Coda File System

Re: performance

From: Jan Harkes <jaharkes_at_cs.cmu.edu>
Date: Mon, 22 May 2000 16:16:55 -0400
On Mon, May 22, 2000 at 01:19:09PM +0200, tholli wrote:
> Hello
> 
> I have been doing some performance checks on Coda comparing it with NFS
> and Samba. My results are good specially I was impresed how fast Coda
> could access the Cashe on the local disk.
> 
> It is allthough one thing bothering me.
> When I open file for reading and writing (r+), read the whole file
> without doing any changes Coda is much less efficient than the other
> file systems.

Not by much if you switch to write-disconnected operation, in which we
trickle the modifications back to the servers in the background.
 (cfs wd /path/to/volume)

Ofcourse you do get the less desired behaviour that you update a file
and tell your colleague where to find it and he doesn't see it until 5
minutes later, which is why there is also a `cfs forcereintegrate/fr'
call to push all pending modifications back to the servers.

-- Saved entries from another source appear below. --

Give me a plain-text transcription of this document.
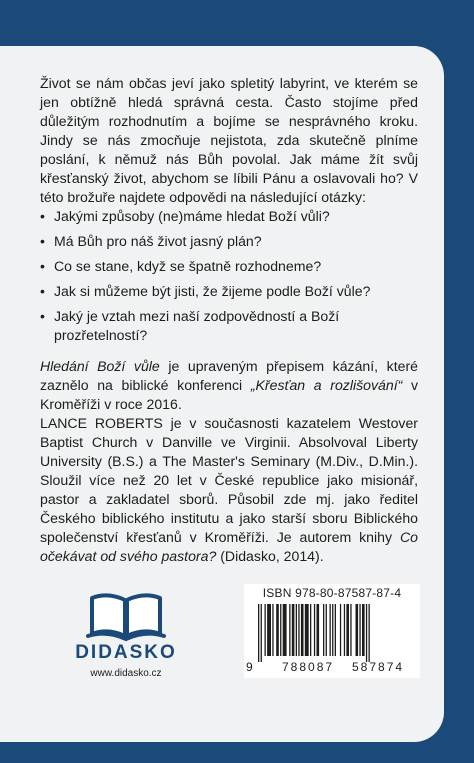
Život se nám občas jeví jako spletitý labyrint, ve kterém se jen obtížně hledá správná cesta. Často stojíme před důležitým rozhodnutím a bojíme se nesprávného kroku. Jindy se nás zmocňuje nejistota, zda skutečně plníme poslání, k němuž nás Bůh povolal. Jak máme žít svůj křesťanský život, abychom se líbili Pánu a oslavovali ho? V této brožuře najdete odpovědi na následující otázky:

• Jakými způsoby (ne)máme hledat Boží vůli?
• Má Bůh pro náš život jasný plán?
• Co se stane, když se špatně rozhodneme?
• Jak si můžeme být jisti, že žijeme podle Boží vůle?
• Jaký je vztah mezi naší zodpovědností a Boží prozřetelností?

Hledání Boží vůle je upraveným přepisem kázání, které zaznělo na biblické konferenci „Křesťan a rozlišování“ v Kroměříži v roce 2016.

LANCE ROBERTS je v současnosti kazatelem Westover Baptist Church v Danville ve Virginii. Absolvoval Liberty University (B.S.) a The Master's Seminary (M.Div., D.Min.). Sloužil více než 20 let v České republice jako misionář, pastor a zakladatel sborů. Působil zde mj. jako ředitel Českého biblického institutu a jako starší sboru Biblického společenství křesťanů v Kroměříži. Je autorem knihy Co očekávat od svého pastora? (Didasko, 2014).

DIDASKO
www.didasko.cz
ISBN 978-80-87587-87-4
9 788087 587874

> I think that the reason is that Coda will contackt the server after the
> raedings storing the whole file assuming that it was modified (this can
> been seen with codacon). I am not quite sure but I thing the other file
> systems detect that no changes has been made to the file limiting the
> Server-Client communication.

NFS/Samba have a completely different model, they are block based. If
you read a very large uncached file in Coda, you have to wait until it
has been fetched completely. Once it is in the cache, read/write access
is pretty much similar to local disk speed. So if you are doing several
sweeps through a 500MB file, the others will really suck.

On the other hand, if you read that file just once and never ever look
at it again (i.e. unpacking a tarball), filesystems like NFS are more
likely to be useful.

Also because of the session semantics, modifications are only propagated
back to the servers when the file is closed. This improves consistency
of the files, and simplifies both disconnected operation and conflict
resolution.

> If my idea is right, is there any good explanation of why it is so.

We always send back a file that has been opened for writing, any sane
application (except for Win95 ones) only opens for reading if they
aren't updating the file contents. We actually use this fact to
optimize away pending store operations in the CML when a file is open
for writing. We know that in that case, when the file is closed, a new
store record will be generated.

These optimizations can really save a lot of network traffic, f.i.
intermediate files created during a compilation, they are likely to be
removed within 5 minutes and won't even be sent to the server at all.

Jan

* CML is a log of pending operations kept during disconnected and
  write-disconnected operation.
Received on 2000-05-22 16:18:56